Dermatoses neutrophiliques

Rubrique réalisée par le Professeur E. DELAPORTE (CHRU LILLE)

Divers

Syndrome de Sweet Décrit par RD Sweet en 1964 comme "dermatose neutrophilique aiguë fébrile", ce syndrome se caractérise cliniquement par l'apparition brutale de papules et plaques érythémateuses et douloureuses des membres, du visage et du cou. Les lésions sont bien limitées et d'évolution centrifuge. Des vésicules ou des pustules peuvent être observées sur les plaques. Il concerne préférentiellement les femmes et peut survenir à tout âge avec un pic de fréquence entre 50 et 70 ans. La plupart des cas sont post-infectieux mais ce syndrome peut aussi être associé à des cancers, en particulier d'origine hématologique, des maladies auto-immunes et certains médicaments.

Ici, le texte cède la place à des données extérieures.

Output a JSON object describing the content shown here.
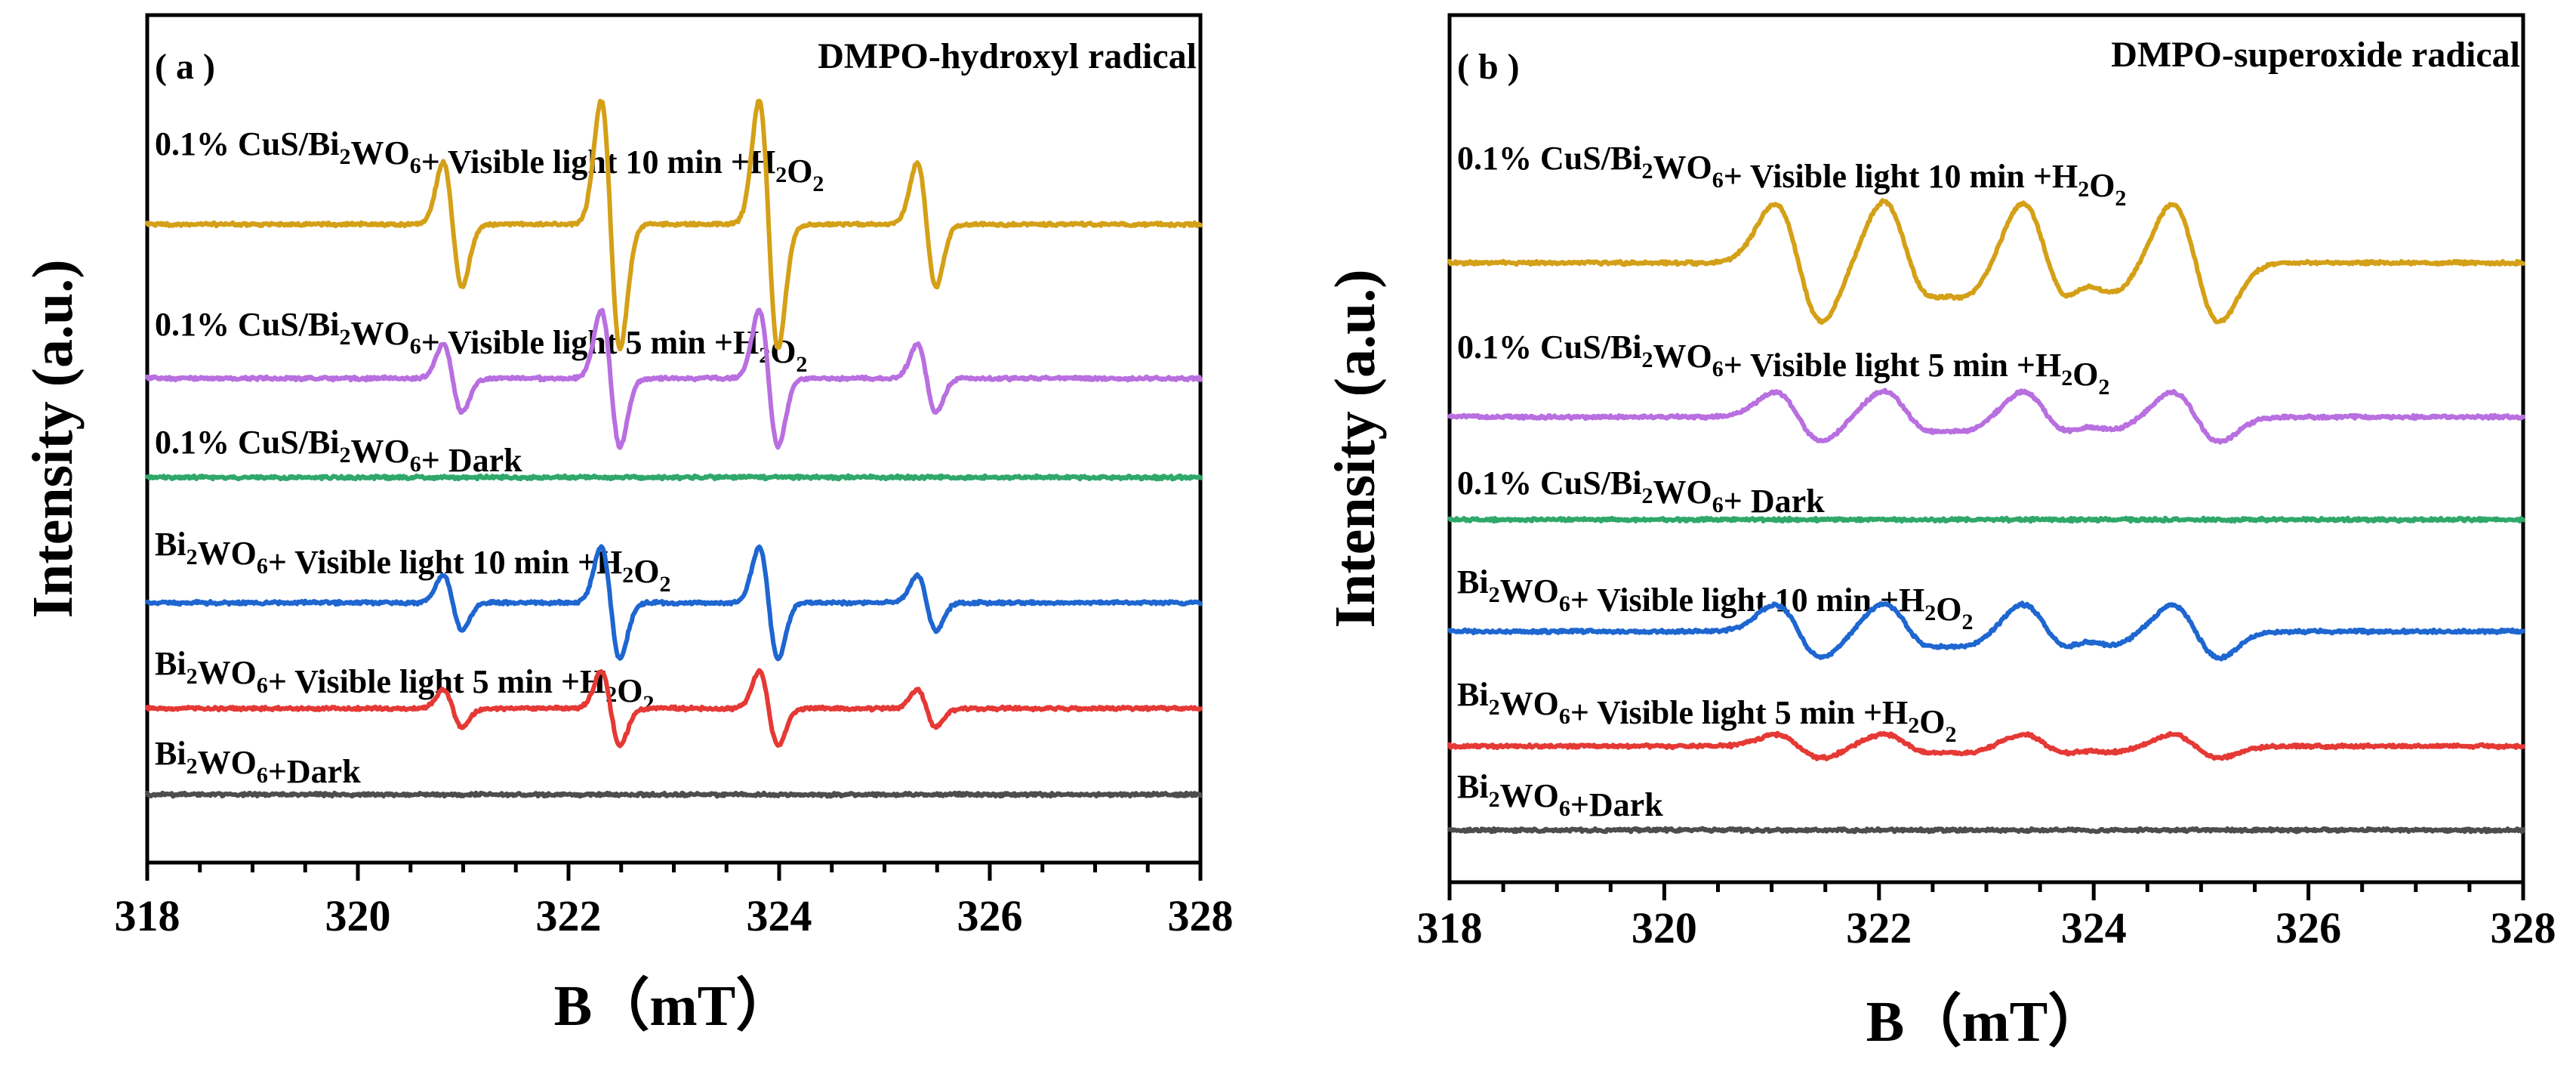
{
  "chart_data": [
    {
      "type": "line",
      "panel_label": "( a )",
      "title": "DMPO-hydroxyl radical",
      "xlabel": "B（mT）",
      "ylabel": "Intensity (a.u.)",
      "xlim": [
        318,
        328
      ],
      "xticks": [
        "318",
        "320",
        "322",
        "324",
        "326",
        "328"
      ],
      "peak_positions": [
        320.9,
        322.4,
        323.9,
        325.4
      ],
      "peak_weights": [
        1,
        2,
        2,
        1
      ],
      "series": [
        {
          "name": "0.1% CuS/Bi2WO6+ Visible light 10 min +H2O2",
          "label_parts": [
            [
              "0.1% CuS/Bi",
              ""
            ],
            [
              "2",
              "sub"
            ],
            [
              "WO",
              ""
            ],
            [
              "6",
              "sub"
            ],
            [
              "+ Visible light 10 min +H",
              ""
            ],
            [
              "2",
              "sub"
            ],
            [
              "O",
              ""
            ],
            [
              "2",
              "sub"
            ]
          ],
          "color": "#D4A017",
          "amplitude": 1.0
        },
        {
          "name": "0.1% CuS/Bi2WO6+ Visible light 5 min +H2O2",
          "label_parts": [
            [
              "0.1% CuS/Bi",
              ""
            ],
            [
              "2",
              "sub"
            ],
            [
              "WO",
              ""
            ],
            [
              "6",
              "sub"
            ],
            [
              "+ Visible light 5 min +H",
              ""
            ],
            [
              "2",
              "sub"
            ],
            [
              "O",
              ""
            ],
            [
              "2",
              "sub"
            ]
          ],
          "color": "#B86FE0",
          "amplitude": 0.55
        },
        {
          "name": "0.1% CuS/Bi2WO6+ Dark",
          "label_parts": [
            [
              "0.1% CuS/Bi",
              ""
            ],
            [
              "2",
              "sub"
            ],
            [
              "WO",
              ""
            ],
            [
              "6",
              "sub"
            ],
            [
              "+ Dark",
              ""
            ]
          ],
          "color": "#2FA86A",
          "amplitude": 0.0
        },
        {
          "name": "Bi2WO6+ Visible light 10 min +H2O2",
          "label_parts": [
            [
              "Bi",
              ""
            ],
            [
              "2",
              "sub"
            ],
            [
              "WO",
              ""
            ],
            [
              "6",
              "sub"
            ],
            [
              "+ Visible light 10 min +H",
              ""
            ],
            [
              "2",
              "sub"
            ],
            [
              "O",
              ""
            ],
            [
              "2",
              "sub"
            ]
          ],
          "color": "#1E66D0",
          "amplitude": 0.45
        },
        {
          "name": "Bi2WO6+ Visible light 5 min +H2O2",
          "label_parts": [
            [
              "Bi",
              ""
            ],
            [
              "2",
              "sub"
            ],
            [
              "WO",
              ""
            ],
            [
              "6",
              "sub"
            ],
            [
              "+ Visible light 5 min +H",
              ""
            ],
            [
              "2",
              "sub"
            ],
            [
              "O",
              ""
            ],
            [
              "2",
              "sub"
            ]
          ],
          "color": "#E53935",
          "amplitude": 0.3
        },
        {
          "name": "Bi2WO6+Dark",
          "label_parts": [
            [
              "Bi",
              ""
            ],
            [
              "2",
              "sub"
            ],
            [
              "WO",
              ""
            ],
            [
              "6",
              "sub"
            ],
            [
              "+Dark",
              ""
            ]
          ],
          "color": "#4D4D4D",
          "amplitude": 0.0
        }
      ]
    },
    {
      "type": "line",
      "panel_label": "( b )",
      "title": "DMPO-superoxide radical",
      "xlabel": "B（mT）",
      "ylabel": "Intensity (a.u.)",
      "xlim": [
        318,
        328
      ],
      "xticks": [
        "318",
        "320",
        "322",
        "324",
        "326",
        "328"
      ],
      "peak_positions": [
        321.25,
        322.25,
        322.65,
        323.55,
        324.0,
        324.95
      ],
      "peak_weights": [
        1,
        1,
        0.45,
        1,
        0.45,
        1
      ],
      "series": [
        {
          "name": "0.1% CuS/Bi2WO6+ Visible light 10 min +H2O2",
          "label_parts": [
            [
              "0.1% CuS/Bi",
              ""
            ],
            [
              "2",
              "sub"
            ],
            [
              "WO",
              ""
            ],
            [
              "6",
              "sub"
            ],
            [
              "+ Visible light 10 min +H",
              ""
            ],
            [
              "2",
              "sub"
            ],
            [
              "O",
              ""
            ],
            [
              "2",
              "sub"
            ]
          ],
          "color": "#D4A017",
          "amplitude": 1.0
        },
        {
          "name": "0.1% CuS/Bi2WO6+ Visible light 5 min +H2O2",
          "label_parts": [
            [
              "0.1% CuS/Bi",
              ""
            ],
            [
              "2",
              "sub"
            ],
            [
              "WO",
              ""
            ],
            [
              "6",
              "sub"
            ],
            [
              "+ Visible light 5 min +H",
              ""
            ],
            [
              "2",
              "sub"
            ],
            [
              "O",
              ""
            ],
            [
              "2",
              "sub"
            ]
          ],
          "color": "#B86FE0",
          "amplitude": 0.42
        },
        {
          "name": "0.1% CuS/Bi2WO6+ Dark",
          "label_parts": [
            [
              "0.1% CuS/Bi",
              ""
            ],
            [
              "2",
              "sub"
            ],
            [
              "WO",
              ""
            ],
            [
              "6",
              "sub"
            ],
            [
              "+ Dark",
              ""
            ]
          ],
          "color": "#2FA86A",
          "amplitude": 0.0
        },
        {
          "name": "Bi2WO6+ Visible light 10 min +H2O2",
          "label_parts": [
            [
              "Bi",
              ""
            ],
            [
              "2",
              "sub"
            ],
            [
              "WO",
              ""
            ],
            [
              "6",
              "sub"
            ],
            [
              "+ Visible light 10 min +H",
              ""
            ],
            [
              "2",
              "sub"
            ],
            [
              "O",
              ""
            ],
            [
              "2",
              "sub"
            ]
          ],
          "color": "#1E66D0",
          "amplitude": 0.45
        },
        {
          "name": "Bi2WO6+ Visible light 5 min +H2O2",
          "label_parts": [
            [
              "Bi",
              ""
            ],
            [
              "2",
              "sub"
            ],
            [
              "WO",
              ""
            ],
            [
              "6",
              "sub"
            ],
            [
              "+ Visible light 5 min +H",
              ""
            ],
            [
              "2",
              "sub"
            ],
            [
              "O",
              ""
            ],
            [
              "2",
              "sub"
            ]
          ],
          "color": "#E53935",
          "amplitude": 0.2
        },
        {
          "name": "Bi2WO6+Dark",
          "label_parts": [
            [
              "Bi",
              ""
            ],
            [
              "2",
              "sub"
            ],
            [
              "WO",
              ""
            ],
            [
              "6",
              "sub"
            ],
            [
              "+Dark",
              ""
            ]
          ],
          "color": "#4D4D4D",
          "amplitude": 0.0
        }
      ]
    }
  ]
}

Syndrome de Sweet L'image histologique caractéristique est celle d'une infiltration massive du derme superficiel et moyen par des neutrophiles normaux, avec leucocytoclasie mais sans signe de vasculite. Un œdème d'intensité variable est associé, pouvant parfois être à l'origine d'une bulle sous-épidermique comme c'est le cas ici (HES X 100).
Pyoderma gangrenosum (PG) ulcéré Quatre formes cliniques de PG ont été décrites : ulcéré, pustuleux, bulleux et végétant. La forme la plus typique et la plus fréquente est la forme ulcérée, illustrée ici au stade débutant. La lésion initiale est une pustule hémorragique entourée d'un halo inflammatoire qui s'étend rapidement pour donner une ulcération nécrotique douloureuse à bordure sous-minée. Toutes les localisations sont possibles mais le PG ulcéré s'observe préférentiellement sur les membres inférieurs.

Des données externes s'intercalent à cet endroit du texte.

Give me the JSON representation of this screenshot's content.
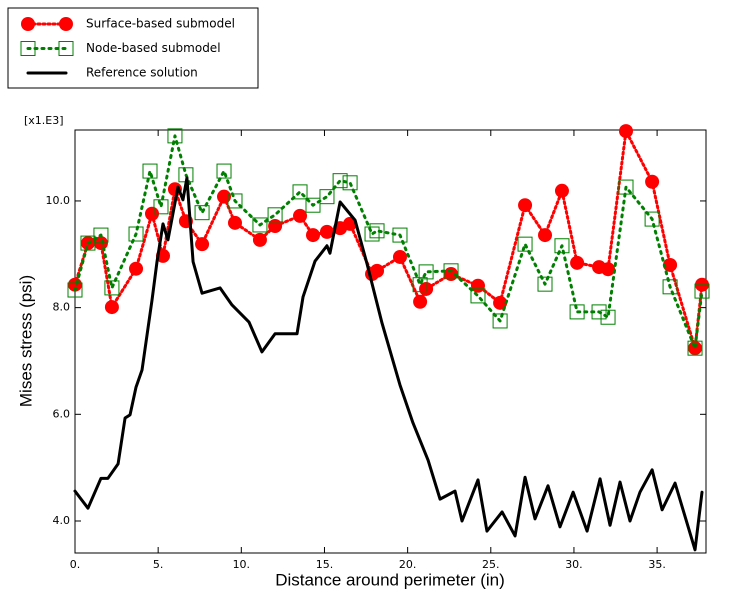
{
  "chart_data": {
    "type": "line",
    "annotation": "[x1.E3]",
    "xlabel": "Distance around perimeter (in)",
    "ylabel": "Mises stress (psi)",
    "xlim": [
      0,
      37.94
    ],
    "ylim": [
      3.4,
      11.33
    ],
    "xticks": [
      {
        "value": 0,
        "label": "0."
      },
      {
        "value": 5,
        "label": "5."
      },
      {
        "value": 10,
        "label": "10."
      },
      {
        "value": 15,
        "label": "15."
      },
      {
        "value": 20,
        "label": "20."
      },
      {
        "value": 25,
        "label": "25."
      },
      {
        "value": 30,
        "label": "30."
      },
      {
        "value": 35,
        "label": "35."
      }
    ],
    "yticks": [
      {
        "value": 4,
        "label": "4.0"
      },
      {
        "value": 6,
        "label": "6.0"
      },
      {
        "value": 8,
        "label": "8.0"
      },
      {
        "value": 10,
        "label": "10.0"
      }
    ],
    "grid": false,
    "legend": "top-left",
    "series": [
      {
        "name": "Surface-based submodel",
        "color": "#ff0000",
        "marker": "circle",
        "linestyle": "dotted",
        "x": [
          0,
          0.78,
          1.56,
          2.22,
          3.67,
          4.63,
          5.29,
          6.01,
          6.67,
          7.64,
          8.96,
          9.62,
          11.12,
          12.03,
          13.53,
          14.31,
          15.15,
          15.94,
          16.54,
          17.86,
          18.16,
          19.54,
          20.75,
          21.11,
          22.61,
          24.23,
          25.56,
          27.06,
          28.26,
          29.28,
          30.19,
          31.51,
          32.05,
          33.13,
          34.7,
          35.78,
          37.28,
          37.7
        ],
        "values": [
          8.43,
          9.21,
          9.21,
          8.01,
          8.73,
          9.76,
          8.97,
          10.22,
          9.62,
          9.19,
          10.08,
          9.59,
          9.27,
          9.53,
          9.72,
          9.36,
          9.42,
          9.49,
          9.57,
          8.63,
          8.69,
          8.95,
          8.11,
          8.35,
          8.63,
          8.41,
          8.09,
          9.92,
          9.36,
          10.19,
          8.84,
          8.76,
          8.72,
          11.31,
          10.36,
          8.8,
          7.24,
          8.43
        ]
      },
      {
        "name": "Node-based submodel",
        "color": "#008000",
        "marker": "square",
        "linestyle": "dotted",
        "x": [
          0,
          0.78,
          1.56,
          2.22,
          3.67,
          4.51,
          5.17,
          6.01,
          6.67,
          7.64,
          8.96,
          9.62,
          11.12,
          12.03,
          13.53,
          14.31,
          15.15,
          15.94,
          16.54,
          17.86,
          18.16,
          19.54,
          20.75,
          21.11,
          22.61,
          24.23,
          25.56,
          27.06,
          28.26,
          29.28,
          30.19,
          31.51,
          32.05,
          33.13,
          34.7,
          35.78,
          37.28,
          37.7
        ],
        "values": [
          8.33,
          9.21,
          9.36,
          8.37,
          9.38,
          10.56,
          9.89,
          11.22,
          10.49,
          9.78,
          10.56,
          10.0,
          9.55,
          9.74,
          10.17,
          9.92,
          10.08,
          10.38,
          10.34,
          9.38,
          9.44,
          9.36,
          8.43,
          8.67,
          8.69,
          8.22,
          7.75,
          9.19,
          8.44,
          9.16,
          7.92,
          7.92,
          7.82,
          10.26,
          9.66,
          8.39,
          7.24,
          8.31
        ]
      },
      {
        "name": "Reference solution",
        "color": "#000000",
        "marker": "none",
        "linestyle": "solid",
        "x": [
          0,
          0.78,
          1.56,
          1.98,
          2.59,
          3.01,
          3.31,
          3.67,
          4.03,
          4.63,
          4.93,
          5.29,
          5.59,
          6.19,
          6.49,
          6.73,
          7.1,
          7.64,
          8.72,
          9.44,
          10.46,
          11.24,
          12.03,
          13.35,
          13.71,
          14.43,
          15.15,
          15.33,
          15.94,
          16.84,
          17.56,
          18.46,
          19.54,
          20.32,
          21.23,
          21.95,
          22.85,
          23.27,
          24.23,
          24.77,
          25.68,
          26.46,
          27.06,
          27.66,
          28.44,
          29.16,
          29.95,
          30.79,
          31.57,
          32.17,
          32.77,
          33.37,
          33.97,
          34.7,
          35.3,
          36.08,
          37.28,
          37.7
        ],
        "values": [
          4.56,
          4.24,
          4.8,
          4.8,
          5.07,
          5.93,
          5.99,
          6.51,
          6.83,
          8.14,
          8.86,
          9.57,
          9.27,
          10.26,
          10.02,
          10.43,
          8.86,
          8.27,
          8.37,
          8.05,
          7.73,
          7.17,
          7.51,
          7.51,
          8.2,
          8.87,
          9.16,
          9.02,
          9.98,
          9.64,
          8.82,
          7.71,
          6.55,
          5.84,
          5.14,
          4.41,
          4.56,
          4.0,
          4.77,
          3.81,
          4.17,
          3.72,
          4.82,
          4.04,
          4.66,
          3.89,
          4.54,
          3.81,
          4.79,
          3.92,
          4.73,
          4.0,
          4.54,
          4.96,
          4.21,
          4.71,
          3.46,
          4.54
        ]
      }
    ]
  }
}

Pyoderma gangrenosum (PG) ulcéré Cette image montre une lésion évoluée à type d'ulcération nécrotique rapidement extensive de la jambe dont la bordure est bien définie et sous-minée. Globalement, environ 50 % des PG sont associés à une maladie systémique, chaque forme clinique ayant des associations préférentielles. Les arthrites, les maladies inflammatoires chroniques de l'intestin (MICI) et les gammapathies monoclonales sont observées avec le PG ulcéré ; le PG pustuleux est essentiellement rencontré chez les malades avec une MICI évolutive ; le PG bulleux est fréquemment associé aux maladies myéloprolifératives ; aucune affection n'est classiquement associée au PG végétant.

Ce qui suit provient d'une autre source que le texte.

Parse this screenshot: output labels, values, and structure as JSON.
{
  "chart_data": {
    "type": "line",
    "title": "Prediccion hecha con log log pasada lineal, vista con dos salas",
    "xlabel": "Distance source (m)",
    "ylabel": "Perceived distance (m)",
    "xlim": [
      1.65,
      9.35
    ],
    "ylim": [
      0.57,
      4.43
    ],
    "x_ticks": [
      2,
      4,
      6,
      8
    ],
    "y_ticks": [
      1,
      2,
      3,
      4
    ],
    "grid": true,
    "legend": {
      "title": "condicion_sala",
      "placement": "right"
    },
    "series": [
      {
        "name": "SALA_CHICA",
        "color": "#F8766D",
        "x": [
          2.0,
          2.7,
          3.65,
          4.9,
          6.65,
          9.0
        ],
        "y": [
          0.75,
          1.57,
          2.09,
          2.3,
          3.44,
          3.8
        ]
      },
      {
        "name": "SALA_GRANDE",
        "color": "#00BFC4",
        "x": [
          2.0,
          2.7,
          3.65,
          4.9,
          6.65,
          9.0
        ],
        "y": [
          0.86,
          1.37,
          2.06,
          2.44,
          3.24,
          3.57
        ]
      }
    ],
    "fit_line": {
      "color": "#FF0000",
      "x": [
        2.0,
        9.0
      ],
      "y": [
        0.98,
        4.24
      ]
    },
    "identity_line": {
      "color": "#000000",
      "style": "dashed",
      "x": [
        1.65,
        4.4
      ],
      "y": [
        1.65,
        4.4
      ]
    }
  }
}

Pustulose sous cornée ou maladie de Sneddon-Wilkinson Il s'agit d'une éruption pustuleuse rare, chronique et récidivante, caractérisée par des pustules superficielles et stériles, survenant sur une base érythémateuse et principalement localisées sur le tronc et dans les grands plis. Par coalescence, les pustules peuvent parfois former des placards circinés ou polycycliques. Comme pour les autres dermatoses neutrophiliques, cette affection a fréquemment été décrite en association avec des maladies systémiques comme les maladies myéloprolifératives, les maladies inflammatoires chroniques de l'intestin et la polyarthrite rhumatoïde.
Pustulose sous-cornée de Sneddon-Wilkinson. Pustule strictement sous-cornée et uniloculaire remplie de neutrophiles, sans acantholyse. Le derme superficiel est le siège d'un infiltrat périvasculaire composé essentiellement de neutrophiles avec quelques éosinophiles et cellules mononuclées (HES X 250).